A classified ad featuring an image of interlocking hearts and text that reads The Void Is An Endless Source of Love. When Murray's Bob Wiley leaves his cramped Manhattan apartment and tracks Dr. Leo Marvin and his family to Lake Winnipesaukee, New Hampshire, he does so out of a desperation to find a cure for his many phobias that make life in the city—or anywhere—difficult. But what he finds, however absurd the circumstances may be, is connection to a community, by becoming, in a sense, a temporary local. He befriends the Guttmans, owners of the local coffee shop; he goes sailing with Anna Marvin and her friends; he helps Sigmund overcome his fear of diving. And the crux of what ingratiates Bob to the community—in contrast to the derision with which the locals view Dr. Marvin—is that he participates. He waves to the neighbors. He gets himself entangled in their lives. He gets extremely local.
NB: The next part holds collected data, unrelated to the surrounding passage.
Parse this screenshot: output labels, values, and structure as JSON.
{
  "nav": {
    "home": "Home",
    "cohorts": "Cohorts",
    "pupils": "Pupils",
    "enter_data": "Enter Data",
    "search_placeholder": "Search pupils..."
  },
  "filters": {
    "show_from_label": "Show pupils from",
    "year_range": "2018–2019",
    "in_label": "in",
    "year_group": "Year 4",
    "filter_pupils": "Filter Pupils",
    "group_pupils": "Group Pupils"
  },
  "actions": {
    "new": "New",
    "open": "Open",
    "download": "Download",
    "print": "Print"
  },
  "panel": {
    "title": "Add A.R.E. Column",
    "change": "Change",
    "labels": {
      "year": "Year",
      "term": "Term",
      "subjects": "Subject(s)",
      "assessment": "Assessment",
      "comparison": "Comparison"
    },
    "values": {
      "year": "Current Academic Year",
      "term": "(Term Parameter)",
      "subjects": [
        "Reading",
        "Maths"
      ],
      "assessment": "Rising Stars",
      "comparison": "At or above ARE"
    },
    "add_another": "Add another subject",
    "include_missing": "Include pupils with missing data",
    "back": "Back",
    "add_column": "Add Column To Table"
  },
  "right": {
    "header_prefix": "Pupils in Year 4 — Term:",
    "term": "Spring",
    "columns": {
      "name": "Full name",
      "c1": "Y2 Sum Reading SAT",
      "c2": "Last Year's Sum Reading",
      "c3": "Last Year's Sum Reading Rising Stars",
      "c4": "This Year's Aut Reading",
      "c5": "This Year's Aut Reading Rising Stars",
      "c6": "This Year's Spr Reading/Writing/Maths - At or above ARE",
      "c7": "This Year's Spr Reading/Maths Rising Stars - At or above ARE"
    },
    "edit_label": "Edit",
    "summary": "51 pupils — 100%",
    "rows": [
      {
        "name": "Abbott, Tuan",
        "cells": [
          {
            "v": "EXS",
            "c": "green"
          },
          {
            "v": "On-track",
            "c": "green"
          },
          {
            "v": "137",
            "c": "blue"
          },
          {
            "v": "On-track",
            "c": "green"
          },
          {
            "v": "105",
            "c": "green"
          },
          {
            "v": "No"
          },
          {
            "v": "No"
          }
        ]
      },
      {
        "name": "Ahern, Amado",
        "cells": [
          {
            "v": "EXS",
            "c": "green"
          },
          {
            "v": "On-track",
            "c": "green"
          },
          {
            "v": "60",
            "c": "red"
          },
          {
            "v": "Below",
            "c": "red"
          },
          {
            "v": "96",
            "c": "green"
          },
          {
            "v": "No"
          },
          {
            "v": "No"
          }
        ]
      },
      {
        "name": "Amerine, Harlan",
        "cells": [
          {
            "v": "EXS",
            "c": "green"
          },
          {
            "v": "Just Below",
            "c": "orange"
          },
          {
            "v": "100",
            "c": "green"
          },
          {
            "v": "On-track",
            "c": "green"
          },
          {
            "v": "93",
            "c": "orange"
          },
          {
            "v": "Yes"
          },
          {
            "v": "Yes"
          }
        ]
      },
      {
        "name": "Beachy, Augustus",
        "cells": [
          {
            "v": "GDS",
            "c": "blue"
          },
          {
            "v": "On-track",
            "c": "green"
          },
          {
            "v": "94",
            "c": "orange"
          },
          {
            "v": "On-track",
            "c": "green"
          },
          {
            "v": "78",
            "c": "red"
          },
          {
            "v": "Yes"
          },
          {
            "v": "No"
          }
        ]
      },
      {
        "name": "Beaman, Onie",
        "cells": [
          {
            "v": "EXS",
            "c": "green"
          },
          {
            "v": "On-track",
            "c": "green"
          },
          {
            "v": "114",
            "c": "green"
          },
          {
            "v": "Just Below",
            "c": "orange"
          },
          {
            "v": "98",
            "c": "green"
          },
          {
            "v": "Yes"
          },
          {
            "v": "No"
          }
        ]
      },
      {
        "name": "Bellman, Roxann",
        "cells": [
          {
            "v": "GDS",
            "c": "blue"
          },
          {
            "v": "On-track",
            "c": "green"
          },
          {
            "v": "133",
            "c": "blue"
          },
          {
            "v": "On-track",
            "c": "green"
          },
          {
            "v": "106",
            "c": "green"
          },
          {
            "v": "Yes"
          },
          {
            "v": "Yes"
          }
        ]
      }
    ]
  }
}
Artist Bruce Nauman famously proclaimed: "The true artist helps the world by revealing mystic truths." The artist—or the clown—reveals what was here all along, pulling the shroud off of those things that we see or do everyday, making them visible for the first time. The artist shows us that it's the world that is full of wonder, full of humor and tragedy and joy. The world buoys us—the artist just helps us to see, to do, to be.
An image of dennis rodman splayed out on a floor, printed on a white wall. Images, from L to R, all by Breanne Trammell:

Extremely Local (our flag) from Symbols of America, with Mary Banas, 2018;

Leap Into A Close Encounter (if you want it), advertisement, 2022;

Don’t Mess with Texas, hand-painted & braided fabric, ribbon, rope, yarn, mylar, 2011;

Postcard from th dg (a void), open edition, 2022;

The void is an endless source of love, advertisement, 2022;

Leap Into the Void, hot-stamped foil, site-specific, very rare, 2015.


Breanne Trammell is an artist, amateur archivist, and nonmusician currently based in Fairfield, CA.

everything is copy.
—nora ephron

Breanne writes: "My work evolves out of the daily practice of looking, learning, zoning out, and being present (extremely local) in my environment. It's highly mobile, and I prioritize using lo-fi and common materials like T-shirts, bumper stickers, and classified ads—non-privileged and public sites of potential discourse. I treat everyday life as material for my work, sampling freely and appropriating and conflating canonical moments from art history and media culture with moments of personal importance, inserting and elevating that which is seemingly insignificant or banal. I clown around, poke fun, riff, and bootleg, lovingly teasing at language and form to frame and situate myself in a world I feel wasn't built for me. Feelings, emotions, and political and personal histories are made tangible through publication and occasions for collaboration, joy, and new experiences. Most recently, I did a reading of HVAC Boyfriend, or Air Pressure (A Lover's Discourse) at a comedy open mic night, and my Z flag (for hugs) received a 3rd place ribbon at the 2021 Arkansas State Fair. I've also adopted a highway in Iowa, toured the US performing free manicures, organized a video/book exhibition called Kind of Bluets: 33 Great Moments in Color (Aid) Commentary, read a CV on the radio, and MC'd the Sandwich Summit—a collaborative, social gathering that celebrates our nuanced relationships with food and visual culture—for nearly a decade. My life is punctuated by collaboration and through it the cultivation of friendship, and possibilities, as practice."